Step by step, Hovde opened Cheryl’s and Jeff’s eyes-not so much to what to call the elements of their home as to understand why they had come to feel so homelike.
”It’s a feeling of being connected,” Jeff says. “Every day when I walk through the door, I simply enjoy how it feels-how the colors and textures all come together, of how something beautiful has been resurrected and restored, and how bonded we feel with the pace in which we live.”
      For Cheryl, one of the most gratifying facets of this awakening has been the realization that her beloved grandmother’s house on the prairie was of a similar vintage.
      “To have discovered this additional and unexpected link with my own family means a great deal to me,” she says. “For me, a sense of home and a sense of family-of having connections over time-are strongly associated, so much so that I had to respectfully reject Karen’s suggestion that I not keep my grandmother’s drop-leaf “wedding table” in our dining room because it doesn’t quite fit the Craftsman feel that she’s helped us create.
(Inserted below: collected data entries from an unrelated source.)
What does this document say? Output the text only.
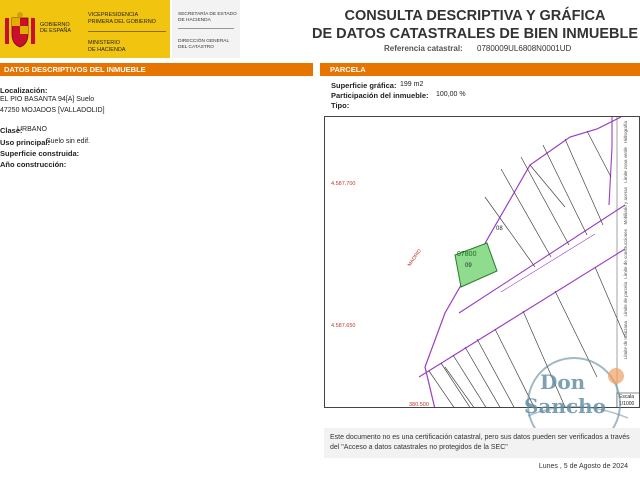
GOBIERNO
DE ESPAÑA
VICEPRESIDENCIA
PRIMERA DEL GOBIERNO
MINISTERIO
DE HACIENDA
SECRETARÍA DE ESTADO
DE HACIENDA
DIRECCIÓN GENERAL
DEL CATASTRO
CONSULTA DESCRIPTIVA Y GRÁFICA
DE DATOS CATASTRALES DE BIEN INMUEBLE
Referencia catastral: 0780009UL6808N0001UD
DATOS DESCRIPTIVOS DEL INMUEBLE	PARCELA
Localización:
EL PIO BASANTA 94[A] Suelo
47250 MOJADOS [VALLADOLID]
Clase:
URBANO
Uso principal:
Suelo sin edif.
Superficie construida:
Año construcción:
Superficie gráfica: 199 m2
Participación del inmueble: 100,00 %
Tipo:
4.587.700
4.587.650
380.500
07800
09
08
MADRID
Escala
1/1000
Hidrografía
Límite zona verde
Mobiliario y aceras
Límite de construcciones
Límite de parcela
Límite de manzana
Don
Sancho
Este documento no es una certificación catastral, pero sus datos pueden ser verificados a través del "Acceso a datos catastrales no protegidos de la SEC"
Lunes , 5 de Agosto de 2024
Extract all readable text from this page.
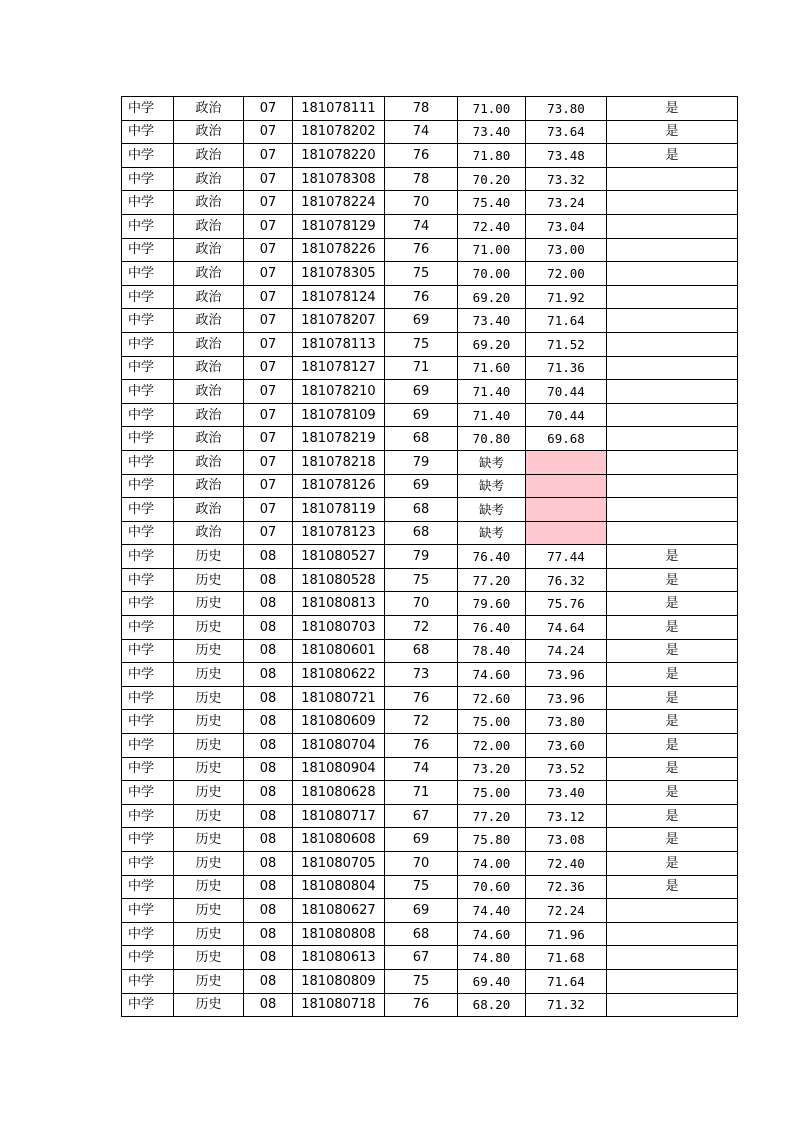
中学	政治	07	181078111	78	71.00	73.80	是
中学	政治	07	181078202	74	73.40	73.64	是
中学	政治	07	181078220	76	71.80	73.48	是
中学	政治	07	181078308	78	70.20	73.32	
中学	政治	07	181078224	70	75.40	73.24	
中学	政治	07	181078129	74	72.40	73.04	
中学	政治	07	181078226	76	71.00	73.00	
中学	政治	07	181078305	75	70.00	72.00	
中学	政治	07	181078124	76	69.20	71.92	
中学	政治	07	181078207	69	73.40	71.64	
中学	政治	07	181078113	75	69.20	71.52	
中学	政治	07	181078127	71	71.60	71.36	
中学	政治	07	181078210	69	71.40	70.44	
中学	政治	07	181078109	69	71.40	70.44	
中学	政治	07	181078219	68	70.80	69.68	
中学	政治	07	181078218	79	缺考		
中学	政治	07	181078126	69	缺考		
中学	政治	07	181078119	68	缺考		
中学	政治	07	181078123	68	缺考		
中学	历史	08	181080527	79	76.40	77.44	是
中学	历史	08	181080528	75	77.20	76.32	是
中学	历史	08	181080813	70	79.60	75.76	是
中学	历史	08	181080703	72	76.40	74.64	是
中学	历史	08	181080601	68	78.40	74.24	是
中学	历史	08	181080622	73	74.60	73.96	是
中学	历史	08	181080721	76	72.60	73.96	是
中学	历史	08	181080609	72	75.00	73.80	是
中学	历史	08	181080704	76	72.00	73.60	是
中学	历史	08	181080904	74	73.20	73.52	是
中学	历史	08	181080628	71	75.00	73.40	是
中学	历史	08	181080717	67	77.20	73.12	是
中学	历史	08	181080608	69	75.80	73.08	是
中学	历史	08	181080705	70	74.00	72.40	是
中学	历史	08	181080804	75	70.60	72.36	是
中学	历史	08	181080627	69	74.40	72.24	
中学	历史	08	181080808	68	74.60	71.96	
中学	历史	08	181080613	67	74.80	71.68	
中学	历史	08	181080809	75	69.40	71.64	
中学	历史	08	181080718	76	68.20	71.32	
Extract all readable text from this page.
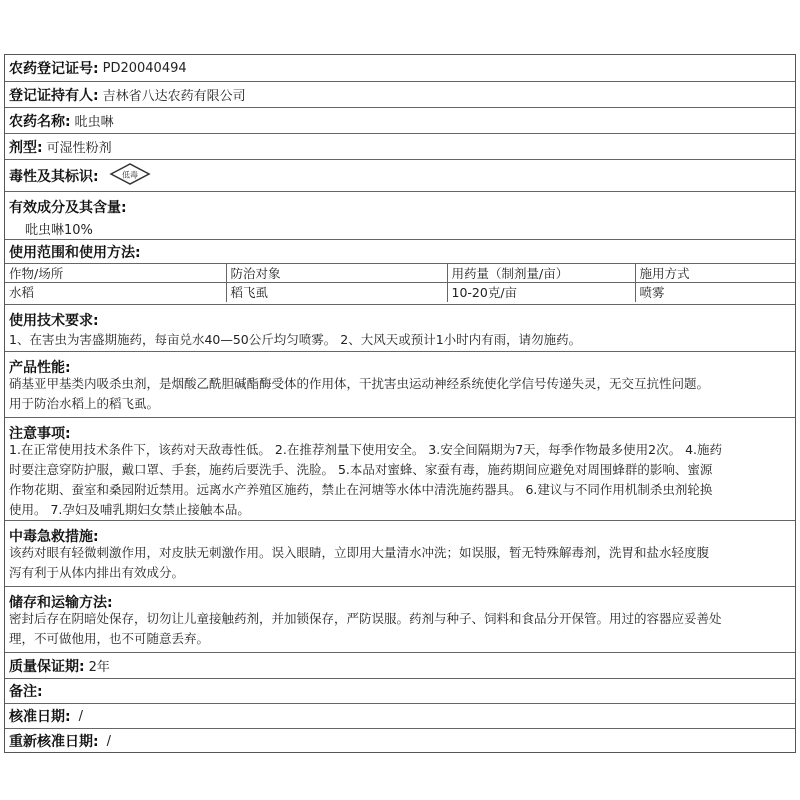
农药登记证号: PD20040494
登记证持有人: 吉林省八达农药有限公司
农药名称: 吡虫啉
剂型: 可湿性粉剂
毒性及其标识:	低毒
有效成分及其含量:
吡虫啉10%
使用范围和使用方法:
作物/场所	防治对象	用药量（制剂量/亩）	施用方式
水稻	稻飞虱	10-20克/亩	喷雾
使用技术要求:
1、在害虫为害盛期施药，每亩兑水40—50公斤均匀喷雾。 2、大风天或预计1小时内有雨，请勿施药。
产品性能:
硝基亚甲基类内吸杀虫剂，是烟酸乙酰胆碱酯酶受体的作用体，干扰害虫运动神经系统使化学信号传递失灵，无交互抗性问题。
用于防治水稻上的稻飞虱。
注意事项:
1.在正常使用技术条件下，该药对天敌毒性低。 2.在推荐剂量下使用安全。 3.安全间隔期为7天，每季作物最多使用2次。 4.施药
时要注意穿防护服，戴口罩、手套，施药后要洗手、洗脸。 5.本品对蜜蜂、家蚕有毒，施药期间应避免对周围蜂群的影响、蜜源
作物花期、蚕室和桑园附近禁用。远离水产养殖区施药，禁止在河塘等水体中清洗施药器具。 6.建议与不同作用机制杀虫剂轮换
使用。 7.孕妇及哺乳期妇女禁止接触本品。
中毒急救措施:
该药对眼有轻微刺激作用，对皮肤无刺激作用。误入眼睛，立即用大量清水冲洗；如误服，暂无特殊解毒剂，洗胃和盐水轻度腹
泻有利于从体内排出有效成分。
储存和运输方法:
密封后存在阴暗处保存，切勿让儿童接触药剂，并加锁保存，严防误服。药剂与种子、饲料和食品分开保管。用过的容器应妥善处
理，不可做他用，也不可随意丢弃。
质量保证期: 2年
备注:
核准日期: /
重新核准日期: /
That table symbolizes ‘living over time’ for me in the most tangible way possible. It isn’t going anywhere.”

Although they don’t represent family in the same way, Cheryl insisted that the pair of rocking chairs in the living room also remain, even though they, too, deviate from a strict Arts and Crafts aesthetic.
      “I toted those chairs back from Nicaragua after spending a month there visiting our Sister School in Santo Tomas. Karen would love for us to relocate them. But for me, they have sentimental value and strong connections to some of my work with children. So there they are, and there they’ll stay. I once told Karen that if she could make a saddle work as well as it did in the house I saw in the magazine, she can live with my rocking chairs.”
The Gift Outright
As it did the lives of so many others, the Nisqually earthquake of February 28, 2001, disrupted the lives of the Petras for nearly three years. But the event that jolted and cracked their house also jolted them into making an unexpected and transforming opportunity out of necessity.
”The earthquake was a gift,” Cheryl says. “It gave us our house.”